Стоит Федорушка среди разгульного хохоту, бегут-катятся слёзы, расходятся со щёк алыми пятнами на белом наряде...
Довольная губернаторша перстенёк на пальце крутит, а бородатый Расстегай скакуна через стол хозяину за Федорушку сулит...
Навеселились гости да и забыли про неё. Уторкалась под стол Федорушка, наревелась там и уснула.
Проснулась... Над столом голос губернаторши стелется в Расстегаево ухо раструбом:
— Да ты не бычься, брат! Ну, беда ли в том, что муженёк мой на скакуна твоего девку менять не хочет? А ты не торопись. Наиграется. Уродство, оно надоедливо. Придёт время, так отдаст. А ты Федорку эту с каким-нибудь там пьянчугою повенчай. Наплодят они тебе таких выродков, каких свет не видывал. Да за такой цирк тебе не одного скакуна дадут. Что ни год, то урод! Прямая выгода!
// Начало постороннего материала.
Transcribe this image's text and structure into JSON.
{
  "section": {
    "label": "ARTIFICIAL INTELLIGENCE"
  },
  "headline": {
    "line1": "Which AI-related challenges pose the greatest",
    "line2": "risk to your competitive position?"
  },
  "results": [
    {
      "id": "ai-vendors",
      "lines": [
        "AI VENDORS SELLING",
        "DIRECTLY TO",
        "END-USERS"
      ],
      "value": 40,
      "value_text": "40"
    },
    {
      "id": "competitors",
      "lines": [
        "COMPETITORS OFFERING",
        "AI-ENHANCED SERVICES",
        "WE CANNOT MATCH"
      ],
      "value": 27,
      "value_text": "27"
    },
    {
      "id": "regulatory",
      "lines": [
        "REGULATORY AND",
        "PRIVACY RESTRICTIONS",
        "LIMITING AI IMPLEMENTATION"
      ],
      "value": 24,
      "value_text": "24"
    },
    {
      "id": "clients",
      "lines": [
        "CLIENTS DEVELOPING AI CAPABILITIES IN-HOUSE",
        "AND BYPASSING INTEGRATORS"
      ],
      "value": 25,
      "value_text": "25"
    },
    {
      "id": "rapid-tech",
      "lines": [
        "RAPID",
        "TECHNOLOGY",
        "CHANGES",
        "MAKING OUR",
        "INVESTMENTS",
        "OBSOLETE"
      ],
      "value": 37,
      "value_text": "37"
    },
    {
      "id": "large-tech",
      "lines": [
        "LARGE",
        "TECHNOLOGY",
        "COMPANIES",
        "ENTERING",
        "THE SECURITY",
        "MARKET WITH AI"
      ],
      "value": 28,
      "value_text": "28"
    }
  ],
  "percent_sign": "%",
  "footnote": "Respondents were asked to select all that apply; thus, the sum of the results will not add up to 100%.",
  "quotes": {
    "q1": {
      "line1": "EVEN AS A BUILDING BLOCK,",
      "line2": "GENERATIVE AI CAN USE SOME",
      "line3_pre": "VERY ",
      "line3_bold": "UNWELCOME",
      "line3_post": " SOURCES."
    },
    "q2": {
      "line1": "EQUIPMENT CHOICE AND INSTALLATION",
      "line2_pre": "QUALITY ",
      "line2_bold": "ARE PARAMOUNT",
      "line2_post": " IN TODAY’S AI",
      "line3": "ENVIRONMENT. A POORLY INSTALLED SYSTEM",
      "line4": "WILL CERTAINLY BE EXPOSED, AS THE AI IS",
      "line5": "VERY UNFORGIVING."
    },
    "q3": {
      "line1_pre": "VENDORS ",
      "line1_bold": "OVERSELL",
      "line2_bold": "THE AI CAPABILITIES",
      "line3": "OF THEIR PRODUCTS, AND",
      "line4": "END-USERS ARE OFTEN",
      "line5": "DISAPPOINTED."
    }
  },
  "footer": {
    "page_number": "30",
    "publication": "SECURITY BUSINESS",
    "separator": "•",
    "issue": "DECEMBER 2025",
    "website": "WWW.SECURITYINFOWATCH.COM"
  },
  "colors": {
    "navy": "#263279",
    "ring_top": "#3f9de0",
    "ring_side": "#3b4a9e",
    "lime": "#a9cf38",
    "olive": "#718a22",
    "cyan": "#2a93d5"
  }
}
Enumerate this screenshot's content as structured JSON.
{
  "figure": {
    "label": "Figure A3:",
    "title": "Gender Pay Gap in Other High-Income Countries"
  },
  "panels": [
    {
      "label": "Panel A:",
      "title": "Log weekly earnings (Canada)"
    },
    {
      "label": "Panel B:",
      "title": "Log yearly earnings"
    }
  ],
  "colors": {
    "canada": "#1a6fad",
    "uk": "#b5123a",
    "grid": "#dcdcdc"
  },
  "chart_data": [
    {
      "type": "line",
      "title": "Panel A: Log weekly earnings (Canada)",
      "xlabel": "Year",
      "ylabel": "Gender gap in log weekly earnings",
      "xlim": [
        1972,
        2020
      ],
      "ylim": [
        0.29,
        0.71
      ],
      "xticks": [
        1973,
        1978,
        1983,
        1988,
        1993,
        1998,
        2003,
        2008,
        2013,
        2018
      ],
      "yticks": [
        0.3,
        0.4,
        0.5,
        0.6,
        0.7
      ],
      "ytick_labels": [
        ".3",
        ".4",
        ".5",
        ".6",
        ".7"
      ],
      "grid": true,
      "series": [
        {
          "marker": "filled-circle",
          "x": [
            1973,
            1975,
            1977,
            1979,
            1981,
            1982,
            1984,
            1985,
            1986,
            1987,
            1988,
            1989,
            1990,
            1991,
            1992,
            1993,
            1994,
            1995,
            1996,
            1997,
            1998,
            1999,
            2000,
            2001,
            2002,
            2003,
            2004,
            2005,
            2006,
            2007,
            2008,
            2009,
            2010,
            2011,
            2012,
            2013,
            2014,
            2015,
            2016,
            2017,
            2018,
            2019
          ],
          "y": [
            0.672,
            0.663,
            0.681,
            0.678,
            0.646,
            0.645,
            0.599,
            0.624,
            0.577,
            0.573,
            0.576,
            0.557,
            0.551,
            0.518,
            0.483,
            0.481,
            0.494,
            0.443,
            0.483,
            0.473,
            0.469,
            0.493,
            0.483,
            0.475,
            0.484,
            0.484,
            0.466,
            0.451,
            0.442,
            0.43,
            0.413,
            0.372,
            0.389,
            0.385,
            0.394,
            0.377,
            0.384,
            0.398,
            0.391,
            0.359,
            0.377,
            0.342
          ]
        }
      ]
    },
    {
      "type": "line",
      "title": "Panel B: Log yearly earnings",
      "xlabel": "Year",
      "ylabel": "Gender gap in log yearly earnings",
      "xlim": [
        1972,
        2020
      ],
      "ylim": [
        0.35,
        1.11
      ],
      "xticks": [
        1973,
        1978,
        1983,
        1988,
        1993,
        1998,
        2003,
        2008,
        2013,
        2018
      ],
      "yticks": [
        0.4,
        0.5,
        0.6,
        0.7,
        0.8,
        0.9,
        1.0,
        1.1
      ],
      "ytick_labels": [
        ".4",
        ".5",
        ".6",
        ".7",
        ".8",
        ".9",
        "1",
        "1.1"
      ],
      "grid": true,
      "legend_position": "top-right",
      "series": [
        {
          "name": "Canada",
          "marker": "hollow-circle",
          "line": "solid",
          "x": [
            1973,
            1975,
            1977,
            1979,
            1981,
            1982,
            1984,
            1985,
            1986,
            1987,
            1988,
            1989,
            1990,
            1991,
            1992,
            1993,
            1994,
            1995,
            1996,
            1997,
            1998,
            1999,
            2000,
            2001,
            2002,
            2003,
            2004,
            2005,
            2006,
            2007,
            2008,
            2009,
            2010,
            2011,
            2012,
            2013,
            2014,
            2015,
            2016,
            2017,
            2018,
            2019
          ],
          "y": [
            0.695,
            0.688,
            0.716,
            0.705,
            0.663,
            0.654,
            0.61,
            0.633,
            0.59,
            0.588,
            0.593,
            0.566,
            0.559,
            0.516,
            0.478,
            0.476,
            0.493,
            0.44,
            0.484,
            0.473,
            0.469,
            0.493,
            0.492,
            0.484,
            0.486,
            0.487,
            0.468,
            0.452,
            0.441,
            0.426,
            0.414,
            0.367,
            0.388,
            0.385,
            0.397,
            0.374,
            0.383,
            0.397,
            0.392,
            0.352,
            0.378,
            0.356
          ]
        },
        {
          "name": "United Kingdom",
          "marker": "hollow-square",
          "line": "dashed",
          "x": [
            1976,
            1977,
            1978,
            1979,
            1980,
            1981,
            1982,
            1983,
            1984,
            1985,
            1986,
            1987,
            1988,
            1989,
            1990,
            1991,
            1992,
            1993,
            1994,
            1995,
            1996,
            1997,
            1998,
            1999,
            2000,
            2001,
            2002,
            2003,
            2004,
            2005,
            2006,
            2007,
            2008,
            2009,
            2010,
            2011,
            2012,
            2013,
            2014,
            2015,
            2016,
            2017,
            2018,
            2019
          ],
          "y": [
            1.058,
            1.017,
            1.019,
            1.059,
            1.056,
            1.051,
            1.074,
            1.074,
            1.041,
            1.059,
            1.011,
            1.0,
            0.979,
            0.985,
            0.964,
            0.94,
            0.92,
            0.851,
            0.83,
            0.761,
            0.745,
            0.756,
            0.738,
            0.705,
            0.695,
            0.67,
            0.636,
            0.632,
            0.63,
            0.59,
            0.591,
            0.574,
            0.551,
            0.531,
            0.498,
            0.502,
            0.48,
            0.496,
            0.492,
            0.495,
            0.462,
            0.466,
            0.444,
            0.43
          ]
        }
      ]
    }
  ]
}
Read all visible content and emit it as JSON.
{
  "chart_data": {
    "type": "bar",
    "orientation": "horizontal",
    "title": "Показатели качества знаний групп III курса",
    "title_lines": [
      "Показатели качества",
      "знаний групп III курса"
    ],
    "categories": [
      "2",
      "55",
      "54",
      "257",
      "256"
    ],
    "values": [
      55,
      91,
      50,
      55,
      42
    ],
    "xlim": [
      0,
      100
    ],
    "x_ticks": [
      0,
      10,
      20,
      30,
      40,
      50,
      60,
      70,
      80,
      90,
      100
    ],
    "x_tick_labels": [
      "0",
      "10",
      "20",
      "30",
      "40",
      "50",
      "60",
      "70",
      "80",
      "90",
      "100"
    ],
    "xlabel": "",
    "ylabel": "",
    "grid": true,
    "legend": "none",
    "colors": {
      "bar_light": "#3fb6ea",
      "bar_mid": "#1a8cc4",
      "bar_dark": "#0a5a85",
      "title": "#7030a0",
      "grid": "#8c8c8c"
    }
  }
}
Федорушка даром что не мудра была, а поняла, к чему губернаторша клонит. Сомлела вся: как беду отвести?! За кого спрятаться? По губернии бежать всё равно что на сковороде жариться: и перевернут, и посолят, и на стол подадут... А бежать надо.
Дождалась она, когда Расстегай с губернаторшей уйдут, выползла из-под стола, по коврищу мягкому не стукнула, по сеням протемнила, не звякнула, скатилась с высокого крыльца... только мерин Расстегаев храпанул у привязи, только сторож трещоткою прокатал тишину...
Выскользнула за ворота, а там баба хмельная на краю канавы сидит, никак сама подняться на ноги не может.
— Ой, лихушки мне, — тянет она к Федорушке грабастую пятерню. — Подай подушку-перинушку. И у тебя нетути? — И запела пьяная:
Дёргает баба разутой ногой и приговаривает:
— Слышь-ка, девонька? Хавронья я Свиное Рыло. Чо уставиласьто на меня? Звезду енеральскую увидела? Тащи меня за ухи из грязи домой.
Принялась Федорушка Хавронью из канавы тащить. Хоть мала силенка, а к силе приварок.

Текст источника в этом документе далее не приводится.